The honest cost is construction. A graph has to be built and maintained. Someone has to decide what the entities and relationships are and keep them current. That structure is also its strength: it forces clarity about what your brand actually claims, which is precisely the discipline most brands lack when they hand content to an AI.
When to use it
Use a knowledge graph when facts must be exact and governed, when answers depend on relationships between things, and when you need to prove where every claim came from: regulated claims, brand-safety rules, structured product data.
How they combine
These are not rival camps. The strongest brand AI systems use all three. Fine-tuning sets the voice and format. Retrieval brings in fresh, document-based knowledge. A knowledge graph supplies the governed, structured facts and the rules about what may and may not be said, and increasingly it improves retrieval itself, as the GraphRAG work shows. The graph becomes the layer that makes output not just fluent but accountable.
This is the approach behind kbie.ai, built by Kapis AI Tech Private Limited: a brand’s knowledge is held as a governed graph of approved facts and rules, so that content generated on top of it stays on-brand and is safe to publish, with each claim tied back to something the brand actually approved. It is one example of the knowledge-graph approach to grounding, rather than a replacement for retrieval or fine-tuning.
Conclusion
The question is not which technique wins. It is which problem you are solving. If you need behaviour, fine-tune. If you need fresh, document-based facts, retrieve. If you need governed, traceable, relationship-rich facts, build a graph, and let it sharpen retrieval too. Grounding is not a single switch you flip. It is a stack you assemble, and the brands that treat it that way are the ones whose AI can be trusted to speak in their name.
FAQ
Is RAG always better than fine-tuning?
For supplying facts, retrieval generally outperforms fine-tuning, including for brand-new knowledge (Ovadia et al., EMNLP 2024). But fine-tuning is better for shaping style, tone, and output format. They solve different problems, so the comparison is less “better” than “for what”.
Will grounding eliminate hallucinations completely?

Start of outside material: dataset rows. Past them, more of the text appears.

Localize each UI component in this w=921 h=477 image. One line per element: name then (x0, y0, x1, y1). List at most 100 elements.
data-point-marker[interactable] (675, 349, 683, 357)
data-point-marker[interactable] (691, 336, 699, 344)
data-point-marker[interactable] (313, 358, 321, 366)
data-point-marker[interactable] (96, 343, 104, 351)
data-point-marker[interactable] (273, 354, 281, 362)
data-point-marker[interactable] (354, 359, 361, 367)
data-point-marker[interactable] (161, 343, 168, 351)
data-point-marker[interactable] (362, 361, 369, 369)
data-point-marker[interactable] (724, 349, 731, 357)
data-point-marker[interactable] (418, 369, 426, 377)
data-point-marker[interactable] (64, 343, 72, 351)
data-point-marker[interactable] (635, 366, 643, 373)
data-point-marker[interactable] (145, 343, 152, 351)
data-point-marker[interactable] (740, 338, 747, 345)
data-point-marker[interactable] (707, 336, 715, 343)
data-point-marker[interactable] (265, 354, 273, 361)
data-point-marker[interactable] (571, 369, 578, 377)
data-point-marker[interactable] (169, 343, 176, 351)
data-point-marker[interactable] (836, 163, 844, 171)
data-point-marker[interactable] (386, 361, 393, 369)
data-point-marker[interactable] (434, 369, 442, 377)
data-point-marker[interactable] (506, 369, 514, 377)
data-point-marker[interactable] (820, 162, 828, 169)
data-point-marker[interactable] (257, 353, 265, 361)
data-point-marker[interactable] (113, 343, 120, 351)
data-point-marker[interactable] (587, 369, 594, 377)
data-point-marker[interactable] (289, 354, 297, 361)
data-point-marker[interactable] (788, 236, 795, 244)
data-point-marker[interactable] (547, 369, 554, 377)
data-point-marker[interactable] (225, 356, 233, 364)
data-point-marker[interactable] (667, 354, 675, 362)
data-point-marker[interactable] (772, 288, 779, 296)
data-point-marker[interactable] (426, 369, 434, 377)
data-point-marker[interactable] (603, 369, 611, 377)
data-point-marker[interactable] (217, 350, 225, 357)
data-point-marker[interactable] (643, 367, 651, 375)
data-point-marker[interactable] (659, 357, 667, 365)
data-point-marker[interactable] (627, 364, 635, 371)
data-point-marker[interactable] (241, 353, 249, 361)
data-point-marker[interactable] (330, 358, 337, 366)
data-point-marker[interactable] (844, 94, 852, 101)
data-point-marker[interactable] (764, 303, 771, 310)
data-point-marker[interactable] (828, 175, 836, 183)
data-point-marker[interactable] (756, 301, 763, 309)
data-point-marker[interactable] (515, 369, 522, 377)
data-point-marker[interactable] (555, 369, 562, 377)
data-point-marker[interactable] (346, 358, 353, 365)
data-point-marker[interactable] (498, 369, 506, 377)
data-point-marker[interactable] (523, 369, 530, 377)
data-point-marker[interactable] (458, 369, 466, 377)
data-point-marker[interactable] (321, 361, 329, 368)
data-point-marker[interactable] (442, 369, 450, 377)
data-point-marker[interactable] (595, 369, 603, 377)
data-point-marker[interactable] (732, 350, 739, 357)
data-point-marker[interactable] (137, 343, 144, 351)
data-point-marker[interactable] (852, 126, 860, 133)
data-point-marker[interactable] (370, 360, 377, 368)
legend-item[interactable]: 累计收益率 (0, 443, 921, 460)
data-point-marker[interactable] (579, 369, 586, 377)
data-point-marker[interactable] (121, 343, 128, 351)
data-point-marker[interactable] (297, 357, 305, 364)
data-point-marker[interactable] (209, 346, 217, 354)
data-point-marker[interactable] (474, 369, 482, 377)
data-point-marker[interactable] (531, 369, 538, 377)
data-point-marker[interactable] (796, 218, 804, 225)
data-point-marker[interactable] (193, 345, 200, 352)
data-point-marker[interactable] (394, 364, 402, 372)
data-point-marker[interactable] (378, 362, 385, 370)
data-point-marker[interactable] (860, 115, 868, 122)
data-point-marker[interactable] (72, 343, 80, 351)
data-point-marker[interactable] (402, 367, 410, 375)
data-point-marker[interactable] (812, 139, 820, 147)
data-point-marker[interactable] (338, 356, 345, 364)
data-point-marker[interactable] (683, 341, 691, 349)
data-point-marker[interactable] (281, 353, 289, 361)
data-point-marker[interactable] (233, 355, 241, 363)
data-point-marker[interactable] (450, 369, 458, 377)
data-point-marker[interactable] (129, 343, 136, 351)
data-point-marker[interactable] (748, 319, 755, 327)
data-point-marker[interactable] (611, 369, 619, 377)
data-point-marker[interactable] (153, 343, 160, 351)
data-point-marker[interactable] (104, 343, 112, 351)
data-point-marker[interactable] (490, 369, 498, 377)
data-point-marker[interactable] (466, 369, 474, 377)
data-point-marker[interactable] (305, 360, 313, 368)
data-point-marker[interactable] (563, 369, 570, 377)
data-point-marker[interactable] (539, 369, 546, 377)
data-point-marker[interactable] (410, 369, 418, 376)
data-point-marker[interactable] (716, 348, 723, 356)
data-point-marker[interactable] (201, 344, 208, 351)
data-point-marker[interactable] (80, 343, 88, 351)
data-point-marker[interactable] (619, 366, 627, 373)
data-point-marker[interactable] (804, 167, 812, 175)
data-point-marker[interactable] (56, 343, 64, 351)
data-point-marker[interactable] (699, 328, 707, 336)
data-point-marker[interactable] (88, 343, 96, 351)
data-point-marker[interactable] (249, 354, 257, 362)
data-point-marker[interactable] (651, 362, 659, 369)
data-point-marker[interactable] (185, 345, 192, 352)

No. Grounding sharply reduces fabrication by tying answers to supplied facts, but no method removes it entirely. Even on a constrained summarisation task, leading models still hallucinate at measurable rates (Vectara, 2025). Treat grounding as risk reduction plus a review process, not a guarantee.
Do I need a knowledge graph if I already have RAG?
Not always. If your answers usually sit in a single document and your facts are not heavily regulated, RAG alone may be enough. A graph earns its cost when answers depend on relationships between facts, when claims must be governed, or when you need to prove the source of every statement.
What does “grounding” actually mean?
Grounding means connecting the model’s output to a source of truth you control, so its answers reflect your facts rather than its best guess. RAG, fine-tuning, and knowledge graphs are three different ways to provide that source of truth.